In Context

March 21, 2010

ICF input to NS-SOT

Filed under: — paul @ 6:13 pm

At RSA Ely Kahn (Director of Cybersecurity Policy at National Security Staff) and some of his contractors/staff met with members of the ICF board as well as with members of the OIDF and OIX boards. During the meeting the foundations were asked to respond to a questionnaire that was designed inform the “National Strategy for Secure Online Transactions” (NS-SOT) –a name chosen to sidestep the big brother alarm raised whenever words like identity management are used by the feds. He mentioned that Obama would be announcing this strategy in June.

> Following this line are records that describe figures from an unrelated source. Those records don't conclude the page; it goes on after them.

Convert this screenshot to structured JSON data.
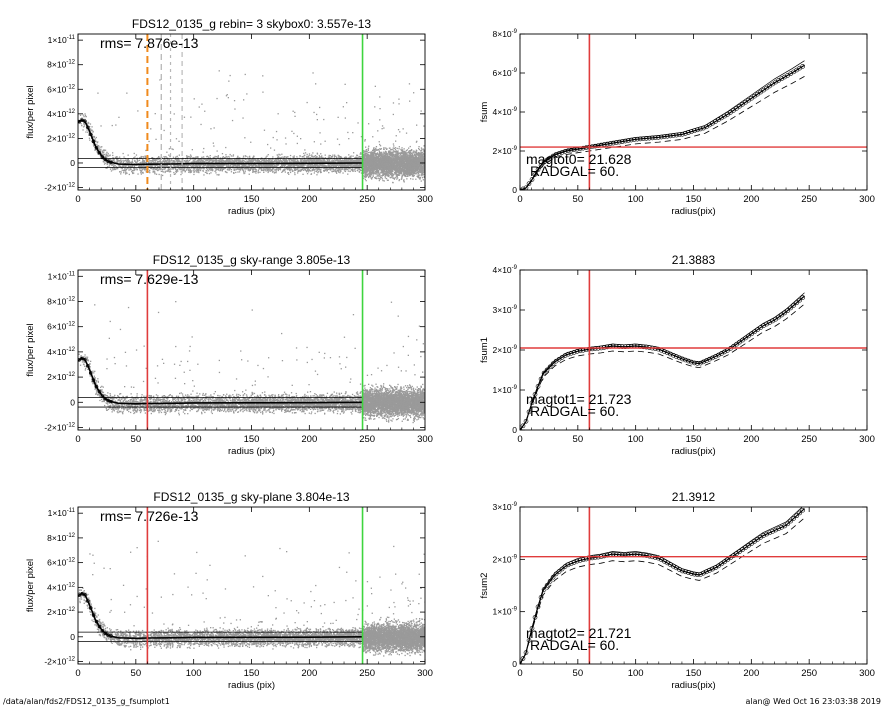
{
  "colors": {
    "data": "#000000",
    "scatter": "#9a9a9a",
    "red": "#e03c3c",
    "orange": "#f08a1c",
    "green": "#3ed53e"
  },
  "footer": {
    "left": "/data/alan/fds2/FDS12_0135_g_fsumplot1",
    "right": "alan@  Wed Oct 16 23:03:38 2019"
  },
  "chart_data": [
    {
      "type": "scatter",
      "title": "FDS12_0135_g rebin= 3    skybox0:  3.557e-13",
      "annotation": "rms= 7.876e-13",
      "xlabel": "radius (pix)",
      "ylabel": "flux/per pixel",
      "xlim": [
        0,
        300
      ],
      "ylim": [
        -2.2e-12,
        1.05e-11
      ],
      "xticks": [
        "0",
        "50",
        "100",
        "150",
        "200",
        "250",
        "300"
      ],
      "yticks": [
        {
          "v": -2e-12,
          "m": "-2",
          "e": "-12"
        },
        {
          "v": 0,
          "m": "0",
          "e": ""
        },
        {
          "v": 2e-12,
          "m": "2",
          "e": "-12"
        },
        {
          "v": 4e-12,
          "m": "4",
          "e": "-12"
        },
        {
          "v": 6e-12,
          "m": "6",
          "e": "-12"
        },
        {
          "v": 8e-12,
          "m": "8",
          "e": "-12"
        },
        {
          "v": 1e-11,
          "m": "1",
          "e": "-11"
        }
      ],
      "yformat": "x10",
      "profile": {
        "x": [
          0,
          3,
          6,
          9,
          12,
          15,
          18,
          21,
          24,
          27,
          30,
          35,
          40,
          50,
          60,
          80,
          100,
          150,
          200,
          246
        ],
        "y": [
          3.3e-12,
          3.5e-12,
          3.4e-12,
          2.8e-12,
          2.1e-12,
          1.4e-12,
          9e-13,
          5e-13,
          2.5e-13,
          1e-13,
          2e-14,
          -8e-14,
          -1e-13,
          -1.2e-13,
          -1e-13,
          -8e-14,
          -5e-14,
          -4e-14,
          -3e-14,
          0
        ]
      },
      "hlines": [
        3.557e-13,
        -3.557e-13
      ],
      "vlines": [
        {
          "x": 60,
          "color": "#f08a1c",
          "dash": "7,4",
          "width": 2
        },
        {
          "x": 72,
          "color": "#b8b8b8",
          "dash": "6,4",
          "width": 1.3
        },
        {
          "x": 80,
          "color": "#b8b8b8",
          "dash": "3,4",
          "width": 1.2
        },
        {
          "x": 90,
          "color": "#b8b8b8",
          "dash": "5,4",
          "width": 1.2
        },
        {
          "x": 246,
          "color": "#3ed53e",
          "dash": "",
          "width": 1.6
        }
      ],
      "scatter_seed": 11
    },
    {
      "type": "line",
      "title": "",
      "annotation": [
        "magtot0=  21.628",
        "RADGAL=    60."
      ],
      "xlabel": "radius(pix)",
      "ylabel": "fsum",
      "xlim": [
        0,
        300
      ],
      "ylim": [
        0,
        8e-09
      ],
      "xticks": [
        "0",
        "50",
        "100",
        "150",
        "200",
        "250",
        "300"
      ],
      "yticks": [
        {
          "v": 0,
          "m": "0",
          "e": ""
        },
        {
          "v": 2e-09,
          "m": "2",
          "e": "-9"
        },
        {
          "v": 4e-09,
          "m": "4",
          "e": "-9"
        },
        {
          "v": 6e-09,
          "m": "6",
          "e": "-9"
        },
        {
          "v": 8e-09,
          "m": "8",
          "e": "-9"
        }
      ],
      "yformat": "x10",
      "series": [
        {
          "x": [
            0,
            5,
            10,
            15,
            20,
            30,
            40,
            50,
            60,
            80,
            100,
            120,
            140,
            160,
            180,
            200,
            220,
            235,
            246
          ],
          "y": [
            0,
            1e-10,
            5e-10,
            1e-09,
            1.4e-09,
            1.8e-09,
            2e-09,
            2.1e-09,
            2.2e-09,
            2.4e-09,
            2.6e-09,
            2.7e-09,
            2.85e-09,
            3.2e-09,
            3.9e-09,
            4.7e-09,
            5.5e-09,
            6e-09,
            6.4e-09
          ]
        }
      ],
      "band": 0.09,
      "hline": 2.2e-09,
      "vline": 60
    },
    {
      "type": "scatter",
      "title": "FDS12_0135_g sky-range  3.805e-13",
      "annotation": "rms= 7.629e-13",
      "xlabel": "radius (pix)",
      "ylabel": "flux/per pixel",
      "xlim": [
        0,
        300
      ],
      "ylim": [
        -2.2e-12,
        1.05e-11
      ],
      "xticks": [
        "0",
        "50",
        "100",
        "150",
        "200",
        "250",
        "300"
      ],
      "yticks": [
        {
          "v": -2e-12,
          "m": "-2",
          "e": "-12"
        },
        {
          "v": 0,
          "m": "0",
          "e": ""
        },
        {
          "v": 2e-12,
          "m": "2",
          "e": "-12"
        },
        {
          "v": 4e-12,
          "m": "4",
          "e": "-12"
        },
        {
          "v": 6e-12,
          "m": "6",
          "e": "-12"
        },
        {
          "v": 8e-12,
          "m": "8",
          "e": "-12"
        },
        {
          "v": 1e-11,
          "m": "1",
          "e": "-11"
        }
      ],
      "yformat": "x10",
      "profile": {
        "x": [
          0,
          3,
          6,
          9,
          12,
          15,
          18,
          21,
          24,
          27,
          30,
          35,
          40,
          50,
          60,
          80,
          100,
          150,
          200,
          246
        ],
        "y": [
          3.3e-12,
          3.5e-12,
          3.4e-12,
          2.8e-12,
          2.1e-12,
          1.4e-12,
          9e-13,
          5e-13,
          2.5e-13,
          1e-13,
          2e-14,
          -8e-14,
          -1e-13,
          -1.2e-13,
          -1e-13,
          -8e-14,
          -5e-14,
          -4e-14,
          -3e-14,
          0
        ]
      },
      "hlines": [
        3.805e-13,
        -3.805e-13
      ],
      "vlines": [
        {
          "x": 60,
          "color": "#e03c3c",
          "dash": "",
          "width": 1.6
        },
        {
          "x": 246,
          "color": "#3ed53e",
          "dash": "",
          "width": 1.6
        }
      ],
      "scatter_seed": 23
    },
    {
      "type": "line",
      "title": "21.3883",
      "annotation": [
        "magtot1=  21.723",
        "RADGAL=    60."
      ],
      "xlabel": "radius(pix)",
      "ylabel": "fsum1",
      "xlim": [
        0,
        300
      ],
      "ylim": [
        0,
        4e-09
      ],
      "xticks": [
        "0",
        "50",
        "100",
        "150",
        "200",
        "250",
        "300"
      ],
      "yticks": [
        {
          "v": 0,
          "m": "0",
          "e": ""
        },
        {
          "v": 1e-09,
          "m": "1",
          "e": "-9"
        },
        {
          "v": 2e-09,
          "m": "2",
          "e": "-9"
        },
        {
          "v": 3e-09,
          "m": "3",
          "e": "-9"
        },
        {
          "v": 4e-09,
          "m": "4",
          "e": "-9"
        }
      ],
      "yformat": "x10",
      "series": [
        {
          "x": [
            0,
            5,
            10,
            15,
            20,
            30,
            40,
            50,
            60,
            70,
            80,
            90,
            100,
            110,
            120,
            130,
            140,
            150,
            155,
            160,
            170,
            180,
            190,
            200,
            210,
            220,
            230,
            240,
            246
          ],
          "y": [
            0,
            2e-10,
            6.5e-10,
            1.05e-09,
            1.4e-09,
            1.7e-09,
            1.88e-09,
            1.97e-09,
            2.02e-09,
            2.05e-09,
            2.1e-09,
            2.08e-09,
            2.1e-09,
            2.07e-09,
            2.02e-09,
            1.9e-09,
            1.78e-09,
            1.68e-09,
            1.66e-09,
            1.72e-09,
            1.85e-09,
            2e-09,
            2.2e-09,
            2.4e-09,
            2.6e-09,
            2.75e-09,
            2.95e-09,
            3.2e-09,
            3.35e-09
          ]
        }
      ],
      "band": 0.06,
      "hline": 2.05e-09,
      "vline": 60
    },
    {
      "type": "scatter",
      "title": "FDS12_0135_g sky-plane  3.804e-13",
      "annotation": "rms= 7.726e-13",
      "xlabel": "radius (pix)",
      "ylabel": "flux/per pixel",
      "xlim": [
        0,
        300
      ],
      "ylim": [
        -2.2e-12,
        1.05e-11
      ],
      "xticks": [
        "0",
        "50",
        "100",
        "150",
        "200",
        "250",
        "300"
      ],
      "yticks": [
        {
          "v": -2e-12,
          "m": "-2",
          "e": "-12"
        },
        {
          "v": 0,
          "m": "0",
          "e": ""
        },
        {
          "v": 2e-12,
          "m": "2",
          "e": "-12"
        },
        {
          "v": 4e-12,
          "m": "4",
          "e": "-12"
        },
        {
          "v": 6e-12,
          "m": "6",
          "e": "-12"
        },
        {
          "v": 8e-12,
          "m": "8",
          "e": "-12"
        },
        {
          "v": 1e-11,
          "m": "1",
          "e": "-11"
        }
      ],
      "yformat": "x10",
      "profile": {
        "x": [
          0,
          3,
          6,
          9,
          12,
          15,
          18,
          21,
          24,
          27,
          30,
          35,
          40,
          50,
          60,
          80,
          100,
          150,
          200,
          246
        ],
        "y": [
          3.3e-12,
          3.5e-12,
          3.4e-12,
          2.8e-12,
          2.1e-12,
          1.4e-12,
          9e-13,
          5e-13,
          2.5e-13,
          1e-13,
          2e-14,
          -8e-14,
          -1e-13,
          -1.2e-13,
          -1e-13,
          -8e-14,
          -5e-14,
          -4e-14,
          -3e-14,
          0
        ]
      },
      "hlines": [
        3.804e-13,
        -3.804e-13
      ],
      "vlines": [
        {
          "x": 60,
          "color": "#e03c3c",
          "dash": "",
          "width": 1.6
        },
        {
          "x": 246,
          "color": "#3ed53e",
          "dash": "",
          "width": 1.6
        }
      ],
      "scatter_seed": 37
    },
    {
      "type": "line",
      "title": "21.3912",
      "annotation": [
        "magtot2=  21.721",
        "RADGAL=    60."
      ],
      "xlabel": "radius(pix)",
      "ylabel": "fsum2",
      "xlim": [
        0,
        300
      ],
      "ylim": [
        0,
        3e-09
      ],
      "xticks": [
        "0",
        "50",
        "100",
        "150",
        "200",
        "250",
        "300"
      ],
      "yticks": [
        {
          "v": 0,
          "m": "0",
          "e": ""
        },
        {
          "v": 1e-09,
          "m": "1",
          "e": "-9"
        },
        {
          "v": 2e-09,
          "m": "2",
          "e": "-9"
        },
        {
          "v": 3e-09,
          "m": "3",
          "e": "-9"
        }
      ],
      "yformat": "x10",
      "series": [
        {
          "x": [
            0,
            5,
            10,
            15,
            20,
            30,
            40,
            50,
            60,
            70,
            80,
            90,
            100,
            110,
            120,
            130,
            140,
            150,
            155,
            160,
            170,
            180,
            190,
            200,
            210,
            220,
            230,
            240,
            246
          ],
          "y": [
            0,
            2e-10,
            6.5e-10,
            1.05e-09,
            1.4e-09,
            1.7e-09,
            1.88e-09,
            1.97e-09,
            2.02e-09,
            2.05e-09,
            2.1e-09,
            2.08e-09,
            2.1e-09,
            2.07e-09,
            2.02e-09,
            1.9e-09,
            1.78e-09,
            1.72e-09,
            1.7e-09,
            1.75e-09,
            1.85e-09,
            2e-09,
            2.15e-09,
            2.3e-09,
            2.45e-09,
            2.55e-09,
            2.65e-09,
            2.85e-09,
            2.97e-09
          ]
        }
      ],
      "band": 0.06,
      "hline": 2.05e-09,
      "vline": 60
    }
  ]
}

Instead of answering the questionnaire the ICF board decided to write and send this NS-SOT ICF Response to Ely. Ely is one of the good guys, so I’m glad to spend time on this sort of thing. The jist of the paper is that relatively small, short term (not FY12 !) investment in turning a few Federal agencies into buyers of federated/externalized identities would jump-start an entire ecosystem. It would be particularly good for i-cards and OpenID.

June 22, 2009

CyberSecurity Review Paper

Filed under: — paul @ 4:36 pm

The White House has completed its 60 day Cyber Policy Review and published it as a 76 page PDF. This was announced on the whitehouse.gov blog post Securing Our Digital Future. I co-authored with Kim Taipale, Bill Coleman and John Clippinger of an invited paper entitled Identity and Resiliance (PDF), one of the 100 papers mentioned in that blog post that informed their recommendations.

Slowly but surely the understanding is growing in various pockets within our government that a user-centered, distributed, open identity layer (bus or metasystem, pick your poison) is critical infrastructure for both security and collaboration.